500. In so far as the air has acted upon the Earthy during its origin, it has imparted to it electrical and combustible properties; the metal has combined with hydrogen, has become an Inflammable, as in sulphur or pit-coal. Sulphur may be regarded as the intimate fusion of hydrogen with metal; coal as a combination of the same probably elicited by means of oxygen. Inflammables are idioelectric and combustible, because they are rigidified air. That matter belongs only to the Inflammables, which, being once kindled in exposure to the air, continues to burn of itself. The Inflammables are volatile, since they undergo combustion, i. e. they take on the condition of their antetype, the air. They have from metal the opacity and the colours, but they do not preserve the lustre or self-illumination. They become transparent simply by crystallization or oxydation.

501. With the generation of the Earthy water imparts also to a portion of the same its properties, dissolubility and transparency. To the metal and hydrogen oxygen is next added. An hydrated Earthy originates. The Aqueo-earthy is fluid in water; it is salt. Salt changes its form in the readiest manner, because it is the metatype or likeness of water; and hence its susceptibility to crystallization. It is not combustible by itself, because it is essentially an oxyde and hydroid.

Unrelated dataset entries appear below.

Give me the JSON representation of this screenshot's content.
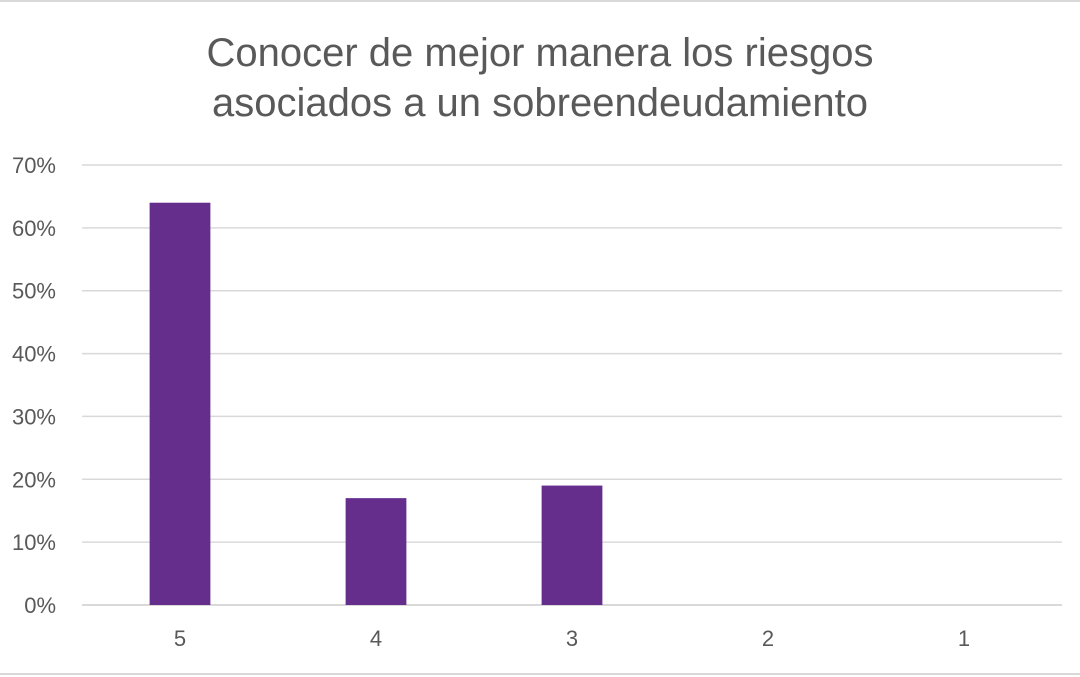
{
  "chart_data": {
    "type": "bar",
    "title_lines": [
      "Conocer de mejor manera los riesgos",
      "asociados a un sobreendeudamiento"
    ],
    "categories": [
      "5",
      "4",
      "3",
      "2",
      "1"
    ],
    "values": [
      64,
      17,
      19,
      0,
      0
    ],
    "value_unit": "%",
    "ylim": [
      0,
      70
    ],
    "yticks": [
      0,
      10,
      20,
      30,
      40,
      50,
      60,
      70
    ],
    "ytick_labels": [
      "0%",
      "10%",
      "20%",
      "30%",
      "40%",
      "50%",
      "60%",
      "70%"
    ],
    "grid": true,
    "legend": "none",
    "bar_color": "#652d8c",
    "grid_color": "#d9d9d9",
    "text_color": "#595959"
  }
}
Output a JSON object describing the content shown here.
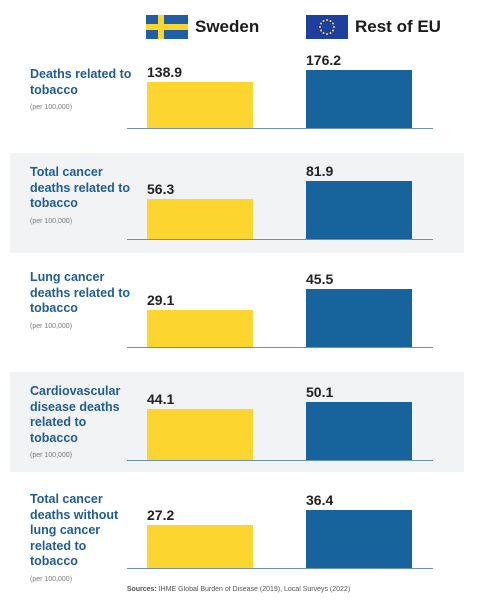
{
  "legend": [
    {
      "name": "Sweden",
      "color": "#fcd62f"
    },
    {
      "name": "Rest of EU",
      "color": "#17639c"
    }
  ],
  "chart_data": [
    {
      "type": "bar",
      "title": "Deaths related to tobacco",
      "subtitle": "(per 100,000)",
      "values": [
        138.9,
        176.2
      ],
      "background": "#ffffff"
    },
    {
      "type": "bar",
      "title": "Total cancer deaths related to tobacco",
      "subtitle": "(per 100,000)",
      "values": [
        56.3,
        81.9
      ],
      "background": "#f2f3f5"
    },
    {
      "type": "bar",
      "title": "Lung cancer deaths related to tobacco",
      "subtitle": "(per 100,000)",
      "values": [
        29.1,
        45.5
      ],
      "background": "#ffffff"
    },
    {
      "type": "bar",
      "title": "Cardiovascular disease deaths related to tobacco",
      "subtitle": "(per 100,000)",
      "values": [
        44.1,
        50.1
      ],
      "background": "#f2f3f5"
    },
    {
      "type": "bar",
      "title": "Total cancer deaths without lung cancer related to tobacco",
      "subtitle": "(per 100,000)",
      "values": [
        27.2,
        36.4
      ],
      "background": "#ffffff"
    }
  ],
  "source_label": "Sources:",
  "source": "IHME Global Burden of Disease (2019), Local Surveys (2022)"
}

Salt is a metal or Inflammable that has undergone combustion, and can therefore never be simple.

502. Now that part of the earth-element, which remains after the salt, the Inflammable and the metal have been separated, is plainly the Earthy or the earth. It has therefore no aqueous properties, is not soluble; it has no aerial properties, is not electric and combustible; has no metallic properties, is not heavy, nor opaque and glittering, not fusible and malleable or extensible. The pure Earthy is always fixed or firm, and therefore figurate. The Earthy is a metal, with which the oxygen has been intimately melted down; for it is the identification of all elements.

503. The Earthy is the principal mass, because it represents the earth-element itself. Salt, Inflammable and metal are only subordinate masses, because they are only displacements of the earth-element by the other elements. Therefore a small part only of the Earthy has become salt, a yet smaller Inflammable, and the smallest, metal.